El hombre del futuro es el niño de hoy y seguro que podemos hacer una muy buena labor si todas las personas que se dedican a la formación deportiva, junto con padres y profesores, enfocamos bien este aspecto.

  1. Ser ejemplares en las normas de educación. Dar las gracias, pedir perdón, solicitar las cosas por favor, pedir permiso, dejar hablar…, son aspectos elementales de educación y de respeto. Si nuestros jugadores no lo hacen, es bueno empezar cuanto antes, sin imponerlo. Hemos de convencer y explicar por qué lo hacemos y, cuando lo aplican en el día a día, felicitarles porque son los pequeños detalles los que consolidan el habito.
  2. Ser muy exigente con las groserías de los niños. Nos encontramos, en el deporte diario, muchos niños que hablan mal, dicen palabrotas e insultan. Desde el momento que lo detectas, debes cortarlo de raíz, dejando claro que esto no se puede permitir. Enséñale a responder con educación. Cuando surge una pelea o una discusión, déjales claro que aunque existe una razón para enfadarse, no hay que gritar , pegar o decir palabrotas. Es fundamental enseñarles a pedir perdón cuando ocurra algo de esto. Da ejemplo cuando te equivoques y pídeles perdón. Es la mejor manera de enseñarles.
  3. En casa y en el equipo siempre debe haber reglas. Las necesitan para sentirse más seguros. Así saben lo que pueden hacer y lo que no. Los límites ayudan a los niños a darse cuenta que hay otras personas en el mundo y que hemos de respetarlas. Si hay reglas en casa y aprenden a cumplirlas, luego, fuera de casa, estarán entrenados para cumplirlas. El deporte es una herramienta muy interesante para desarrollar la idea del respeto a las normas. Aprovéchalo.
  4. Los deportes de equipo son muy favorables para enseñarles que todas las personas tienen la misma dignidad por ser humanas y que deben ser tratadas como tales. Deben aprender a respetar al jugador más talentoso y al más débil del equipo, al presidente del club y al utillero. Son diferentes posiciones pero con igual dignidad.
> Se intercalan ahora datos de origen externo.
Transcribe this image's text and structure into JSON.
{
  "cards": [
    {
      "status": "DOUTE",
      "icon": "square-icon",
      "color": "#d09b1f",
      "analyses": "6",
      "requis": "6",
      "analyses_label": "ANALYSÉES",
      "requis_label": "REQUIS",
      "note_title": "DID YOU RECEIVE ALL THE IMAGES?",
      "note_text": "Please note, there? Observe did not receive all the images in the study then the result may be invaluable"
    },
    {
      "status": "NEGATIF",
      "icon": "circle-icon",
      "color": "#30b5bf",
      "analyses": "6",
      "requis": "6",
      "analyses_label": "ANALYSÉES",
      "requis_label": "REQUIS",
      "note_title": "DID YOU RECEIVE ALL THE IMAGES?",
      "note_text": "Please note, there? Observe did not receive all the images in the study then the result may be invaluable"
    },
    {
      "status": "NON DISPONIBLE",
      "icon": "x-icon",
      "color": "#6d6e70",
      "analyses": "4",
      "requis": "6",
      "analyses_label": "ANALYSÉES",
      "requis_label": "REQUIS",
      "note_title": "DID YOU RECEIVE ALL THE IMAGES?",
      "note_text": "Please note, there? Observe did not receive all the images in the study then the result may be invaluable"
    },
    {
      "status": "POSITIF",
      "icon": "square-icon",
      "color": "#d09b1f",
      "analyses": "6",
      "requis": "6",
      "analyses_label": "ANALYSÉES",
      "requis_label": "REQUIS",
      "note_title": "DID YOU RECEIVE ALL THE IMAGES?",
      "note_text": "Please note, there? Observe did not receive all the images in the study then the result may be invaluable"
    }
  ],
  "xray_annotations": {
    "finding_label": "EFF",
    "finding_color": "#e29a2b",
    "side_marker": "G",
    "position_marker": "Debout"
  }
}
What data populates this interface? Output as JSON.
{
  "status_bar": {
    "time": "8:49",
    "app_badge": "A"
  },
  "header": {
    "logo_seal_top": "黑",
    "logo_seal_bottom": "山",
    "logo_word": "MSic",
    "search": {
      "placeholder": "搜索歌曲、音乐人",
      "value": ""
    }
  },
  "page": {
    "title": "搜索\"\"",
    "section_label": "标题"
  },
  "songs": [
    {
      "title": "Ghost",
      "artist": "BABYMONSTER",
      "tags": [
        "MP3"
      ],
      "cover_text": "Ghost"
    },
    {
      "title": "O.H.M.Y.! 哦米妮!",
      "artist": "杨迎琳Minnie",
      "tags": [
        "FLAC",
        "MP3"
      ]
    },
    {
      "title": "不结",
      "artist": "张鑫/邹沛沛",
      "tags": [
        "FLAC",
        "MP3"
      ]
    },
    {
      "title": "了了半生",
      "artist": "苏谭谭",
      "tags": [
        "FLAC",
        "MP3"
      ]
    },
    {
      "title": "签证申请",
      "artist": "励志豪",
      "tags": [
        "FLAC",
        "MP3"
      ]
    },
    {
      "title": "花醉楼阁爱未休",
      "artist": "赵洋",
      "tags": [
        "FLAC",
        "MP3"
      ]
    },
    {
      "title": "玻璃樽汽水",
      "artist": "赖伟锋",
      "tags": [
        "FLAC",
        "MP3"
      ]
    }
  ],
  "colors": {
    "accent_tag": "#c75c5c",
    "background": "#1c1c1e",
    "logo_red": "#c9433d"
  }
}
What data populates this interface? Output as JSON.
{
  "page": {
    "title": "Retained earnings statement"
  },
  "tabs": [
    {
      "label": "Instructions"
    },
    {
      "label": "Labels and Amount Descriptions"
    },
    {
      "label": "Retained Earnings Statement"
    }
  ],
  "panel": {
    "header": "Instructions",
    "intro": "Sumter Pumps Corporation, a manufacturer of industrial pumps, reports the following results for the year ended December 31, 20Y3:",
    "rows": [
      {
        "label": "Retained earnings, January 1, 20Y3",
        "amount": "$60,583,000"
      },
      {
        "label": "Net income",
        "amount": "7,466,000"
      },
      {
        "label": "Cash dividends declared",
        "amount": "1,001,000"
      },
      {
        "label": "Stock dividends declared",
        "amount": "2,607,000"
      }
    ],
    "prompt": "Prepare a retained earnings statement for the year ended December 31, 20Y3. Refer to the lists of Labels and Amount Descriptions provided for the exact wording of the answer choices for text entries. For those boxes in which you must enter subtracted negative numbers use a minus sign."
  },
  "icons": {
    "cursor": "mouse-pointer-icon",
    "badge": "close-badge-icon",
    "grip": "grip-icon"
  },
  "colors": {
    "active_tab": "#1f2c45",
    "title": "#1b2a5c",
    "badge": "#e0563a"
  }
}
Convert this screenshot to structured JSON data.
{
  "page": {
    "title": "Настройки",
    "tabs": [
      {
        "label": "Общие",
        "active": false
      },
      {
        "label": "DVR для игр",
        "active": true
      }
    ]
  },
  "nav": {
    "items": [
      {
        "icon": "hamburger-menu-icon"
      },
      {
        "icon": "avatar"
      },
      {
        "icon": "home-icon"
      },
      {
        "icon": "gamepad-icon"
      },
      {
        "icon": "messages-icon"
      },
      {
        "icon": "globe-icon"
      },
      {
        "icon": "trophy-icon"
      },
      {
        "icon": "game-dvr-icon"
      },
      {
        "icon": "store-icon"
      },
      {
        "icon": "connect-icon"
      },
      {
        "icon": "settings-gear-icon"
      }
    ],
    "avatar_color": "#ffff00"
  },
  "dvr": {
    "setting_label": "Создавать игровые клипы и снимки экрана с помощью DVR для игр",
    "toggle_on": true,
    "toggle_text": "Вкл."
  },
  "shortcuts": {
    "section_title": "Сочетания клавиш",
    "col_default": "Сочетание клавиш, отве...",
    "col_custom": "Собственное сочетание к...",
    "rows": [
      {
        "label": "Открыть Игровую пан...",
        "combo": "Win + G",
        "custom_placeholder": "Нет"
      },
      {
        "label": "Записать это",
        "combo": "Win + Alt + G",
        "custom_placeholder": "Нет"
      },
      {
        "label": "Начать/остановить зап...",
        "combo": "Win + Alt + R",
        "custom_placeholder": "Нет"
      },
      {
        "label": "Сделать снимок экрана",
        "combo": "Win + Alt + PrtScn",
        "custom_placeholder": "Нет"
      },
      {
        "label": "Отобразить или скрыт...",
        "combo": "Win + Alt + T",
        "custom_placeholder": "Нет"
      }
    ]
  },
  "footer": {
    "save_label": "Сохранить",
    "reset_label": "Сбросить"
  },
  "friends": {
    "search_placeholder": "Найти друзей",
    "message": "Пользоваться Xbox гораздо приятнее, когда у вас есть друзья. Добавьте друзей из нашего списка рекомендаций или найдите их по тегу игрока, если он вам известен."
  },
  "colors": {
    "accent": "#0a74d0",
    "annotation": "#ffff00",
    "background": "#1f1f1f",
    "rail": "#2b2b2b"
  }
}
  5. Entre los jugadores de un equipo existe la posibilidad de mostrar ideas diferentes, gustos variados, más o menos talento. Eso no significa que no tengamos que respetarnos entre todos y saber ver las cualidades de cada uno en lugar de los defectos, que todos tenemos. Es fundamental evitar críticas entre los jugadores o entre los entrenadores. Lo mismo en casa, donde los padres deben ser ejemplares en el respeto que se tienen entre ellos y con los demás.
  6. En muchas ocasiones, el respeto se queda en puros formalismos: darse la mano después del partido, llevar un cartel de respeto antes de iniciar el encuentro, etc. Pero el respeto debe demostrarse en todo momento, cuidando los pequeños detalles del día a día: no burlarse de nadie, escuchar lo que dice el entrenador, aceptar opiniones contrarias a las tuyas, disculparse por una falta fortuita, dar las gracias por algún pequeño servicio que te han hecho…
  7. El respeto es una condición sin la que es imposible educar. Cuando los educadores, padres, madres, profesores, viven en un clima de respeto entre sí y de éstos hacia los educandos, se van formando como personas, y por ser personas, van creciendo en respeto al otro.
  8. El respeto viene dado por el interés e implicación que nuestros hijos o alumnos perciben en nosotros. Sólo por esta vía lograremos llegar a ellos y establecer un vínculo de confianza.
  9. Procurar hablar siempre con equilibrio, moderación, valorando y apreciando las cualidades de los demás. La excesiva locuacidad, el deseo de opinar de todo es reflejo de una personalidad inmadura y que vive pendiente de sí mismo. 
  10. La pluralidad permite que todas las personas expresen sus opiniones libremente pero esto no implica que todas las opiniones sean acertadas o correctas. En temas que afecta a principios fundamentales de la persona hay que saber argumentar con delicadeza lo que uno piensa, respetando siempre las ideas de los demás.

Por tanto, podemos concluir que los padres educan a sus hijos pero tam- bién los hijos a sus padres. Se educan cuando existe respeto mutuo.